Gugatan yang menuntut Presiden Joko Widodo untuk mundur itu gugatan biasa, rasional, bukan ilusioner. Gugatan ini, tidak dapat dipersamakan dengan gugatan yang menuntut menerbitkan bulan di siang hari dan matahari di malam hari. Ada ukuran objektif yang menjadi dasar, kenapa penggugat menuntut Presiden Joko Widodo mundur dari jabatannya.
*Ketiga,* mengenai alasan mengapa menuntut Presiden Joko Widodo mengundurkan diri dalam gugatan dijelaskan karena Presiden telah melakukan perbuatan melawan hukum baik karena tidak menjalankan fungsinya (disfungsi) maupun karena Presiden melakukan perbuatan tercela. Mengundurkan diri adalah konfirmasi sikap seorang Negarawan yang bertanggungjawab pada jabatan, bangsa dan negaranya.
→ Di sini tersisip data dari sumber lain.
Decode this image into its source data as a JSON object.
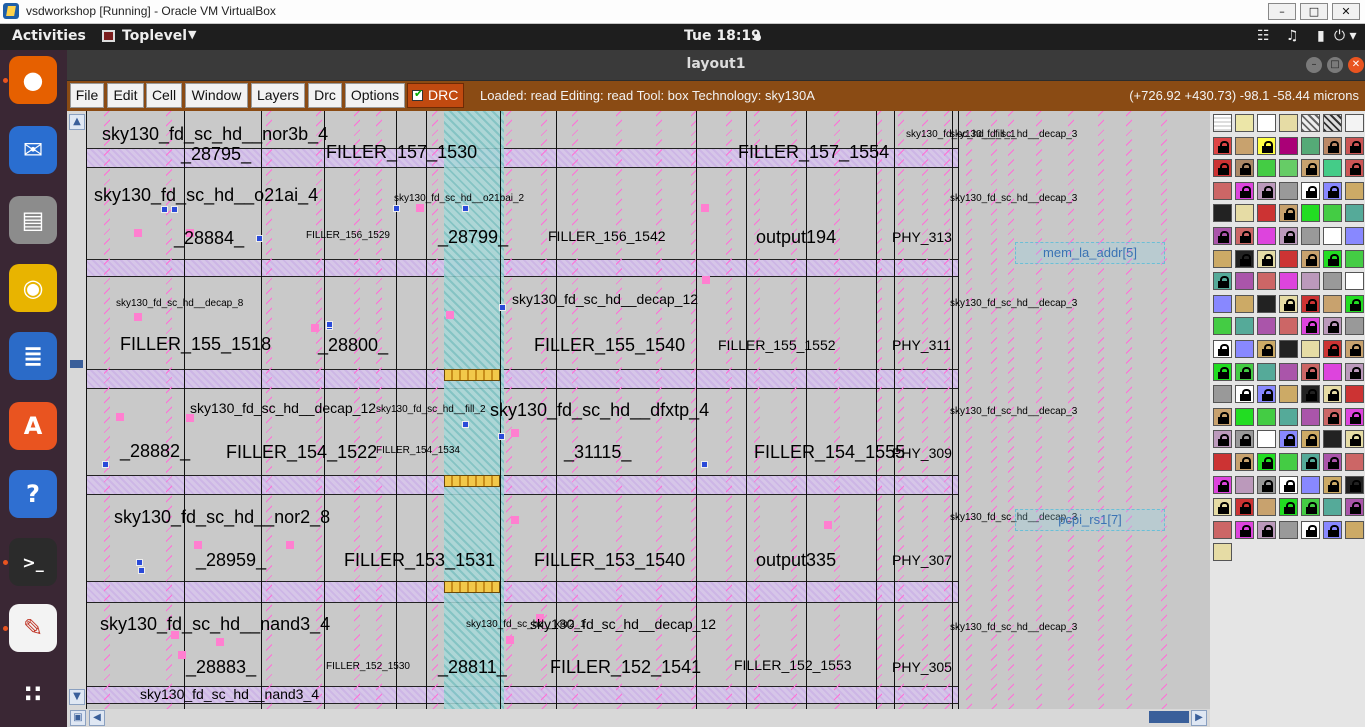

Didalam gugatan, kami memberikan contoh para pejabat negara di dunia yang mengambil sikap Negarawan dengan mengundurkan diri karena merasa tidak amanah mengemban tugas. Kami berikan contoh Kepala Negara hingga kelas pejabat kementerian.
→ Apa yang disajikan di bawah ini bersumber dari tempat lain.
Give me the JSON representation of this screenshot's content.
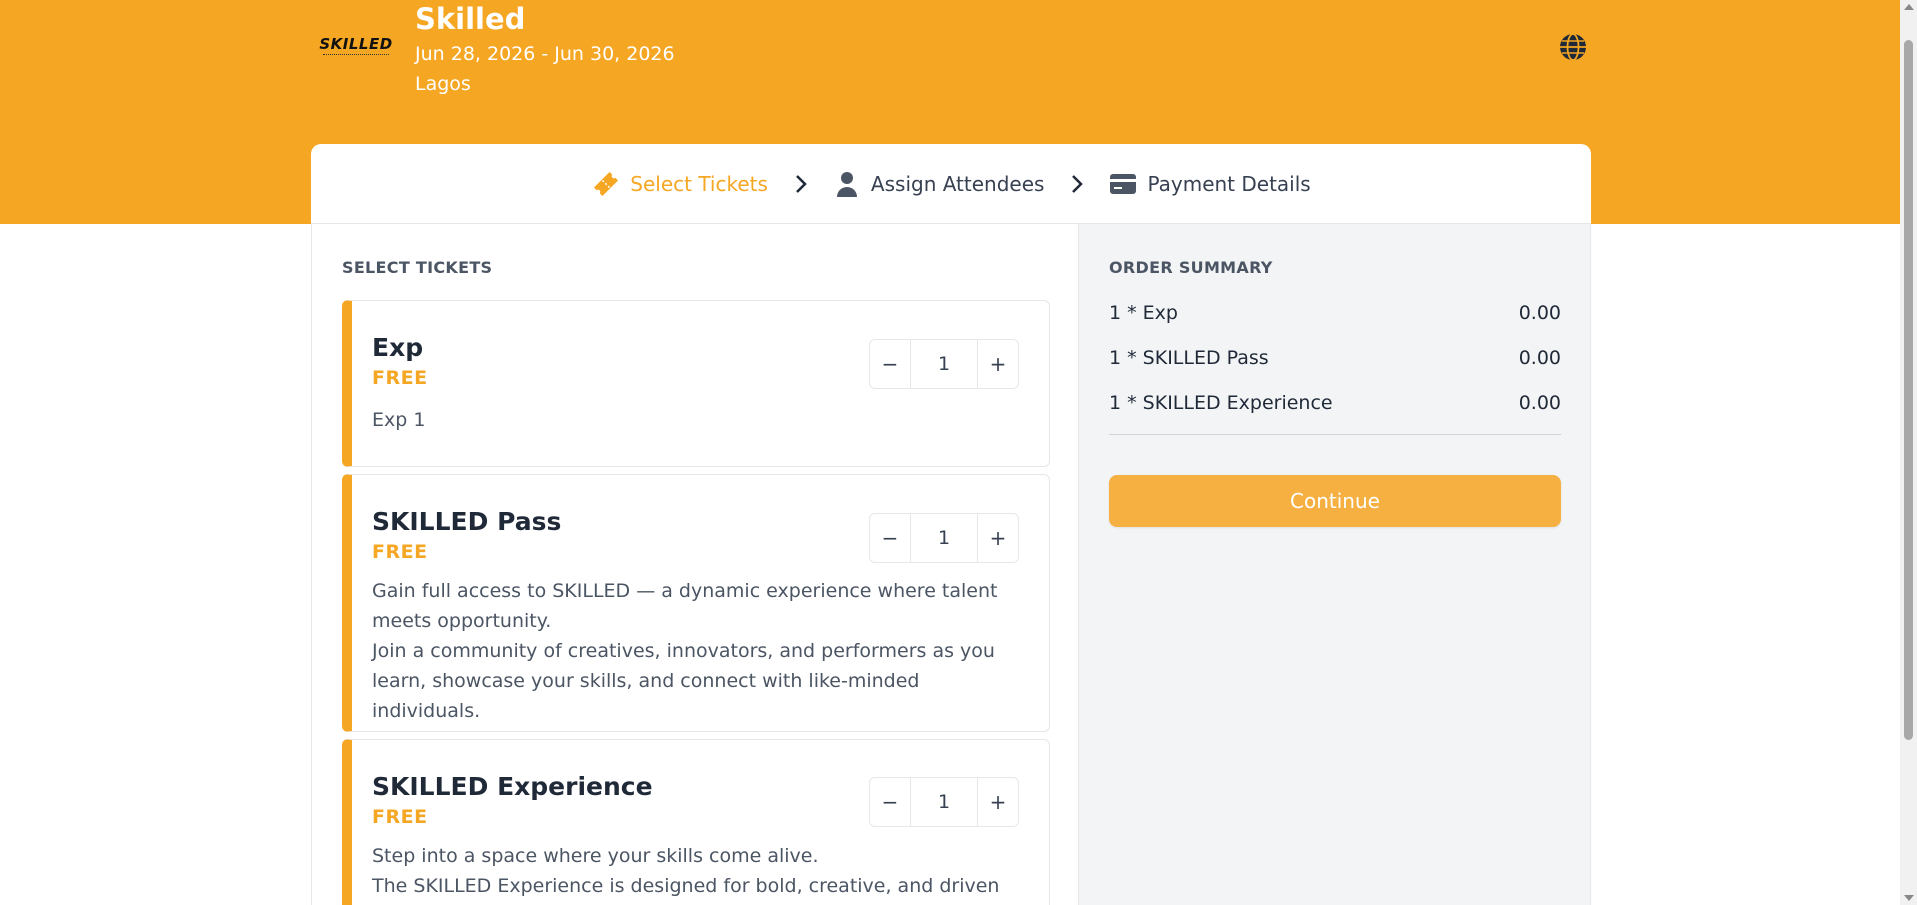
{
  "event": {
    "logo_text": "SKILLED",
    "title": "Skilled",
    "dates": "Jun 28, 2026 - Jun 30, 2026",
    "city": "Lagos"
  },
  "steps": [
    {
      "label": "Select Tickets",
      "icon": "ticket-icon",
      "active": true
    },
    {
      "label": "Assign Attendees",
      "icon": "user-icon",
      "active": false
    },
    {
      "label": "Payment Details",
      "icon": "credit-card-icon",
      "active": false
    }
  ],
  "tickets_section": {
    "heading": "SELECT TICKETS",
    "items": [
      {
        "name": "Exp",
        "price": "FREE",
        "quantity": "1",
        "description": [
          "Exp 1"
        ]
      },
      {
        "name": "SKILLED Pass",
        "price": "FREE",
        "quantity": "1",
        "description": [
          "Gain full access to SKILLED — a dynamic experience where talent",
          "meets opportunity.",
          "Join a community of creatives, innovators, and performers as you",
          "learn, showcase your skills, and connect with like-minded individuals."
        ]
      },
      {
        "name": "SKILLED Experience",
        "price": "FREE",
        "quantity": "1",
        "description": [
          "Step into a space where your skills come alive.",
          "The SKILLED Experience is designed for bold, creative, and driven"
        ]
      }
    ],
    "stepper_minus": "−",
    "stepper_plus": "+"
  },
  "order_summary": {
    "heading": "ORDER SUMMARY",
    "rows": [
      {
        "label": "1 * Exp",
        "amount": "0.00"
      },
      {
        "label": "1 * SKILLED Pass",
        "amount": "0.00"
      },
      {
        "label": "1 * SKILLED Experience",
        "amount": "0.00"
      }
    ],
    "continue_label": "Continue"
  },
  "colors": {
    "accent": "#f5a623",
    "button": "#f5b041",
    "summary_bg": "#f3f4f6"
  }
}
Dimulai dari Presiden Kazakhstan Nursultan Nazarbayev yang memilih mengundurkan diri, Padahal Nursultan sudah 78 tahun menjadi orang nomor satu di Kazakhstan sejak menjadi bagian Uni Soviet April 1990 lalu. Sebelum mundur, Nursultan sudah memfokuskan diri terhadap reformasi ekonomi dan menentang demokratisasi sistem politik.
Presiden Zimbabwe mengundurkan diri setelah Kondisi Zimbabwe sangat buruk di bawah kepemimpinan Robert Mugabe. Tahun 2016 lalu, Mugabe menyebut Zimbabwe terkena sanksi ekonomi hingga kesulitan membayar gaji Pegawai Negeri Sipil (PNS).
Presiden Argentina pada Tahun 2001 lalu, Fernando De la Rua mengundurkan diri dari jabatannya Presiden Argentina. Pengunduran diri De la Rua ini menandai babak baru dalam sejarah empat tahun krisis ekonomi di Argentina. Krisis ekonomi telah membawa Negeri Tango itu ke tepi jurang kehancuran akibat utang luar negeri yang sangat besar.
Presiden Afrika Selatan Jacob Zuma mengundurkan diri dari jabatannya sebagai Presiden Afrika Selatan pada 15 Februari 2018. Hal itu dia lakukan setelah mendapat perintah dari partai paling berkuasa di negara-nya, African National Congress (ANC).
Presiden Peru Manuel Merino mengundurkan diri pada Minggu (15/11/2020), meski baru menjabat selama lima hari. Sebelumnya, demo sempat dilakukan untuk menentang Merino dan pemecatan presiden sebelumnya. Pengunduran diri Merino pun disambut dengan perayaan warga di Kota Lima.
Dan masih banyak lagi contoh lainnya. Ada yang fenomenal, dimana pejabat penting Inggris Mengundurkan diri karena telat 1 menit. Michael Bates salah satu menteri utama di Inggris, mengundurkan diri hanya karena masalah yang mungkin oleh sebagian orang dianggap sepele.
Dan tentu saja, Presiden Soeharto yang legowo mengundurkan diri setelah mendapat desakan rakyat. Padahal, dibandingkan era Presiden Soeharto, kepemimpinan era Presiden Joko Widodo lebih parah.
Utang saja sudah lebih dari Rp. 6000 triliun, padahal di era SBY yang merupakan era gabungan sejak Soeharto utang Indonesia masih dibawah Rp. 2000 Triliun. Tentu, Presiden Joko Widodo lebih layak untuk mundur ketimbang Presiden Soeharto.
Hanya saja, semua berpulang kepada Presiden Joko Widodo. Apakah, mau legowo mengundurkan diri atau harus dipaksa oleh putusan pengadilan. Kalau Presiden Joko Widodo mau mengundurkan diri, kami dari TPUA berkomitmen akan segera mencabut gugatan. [].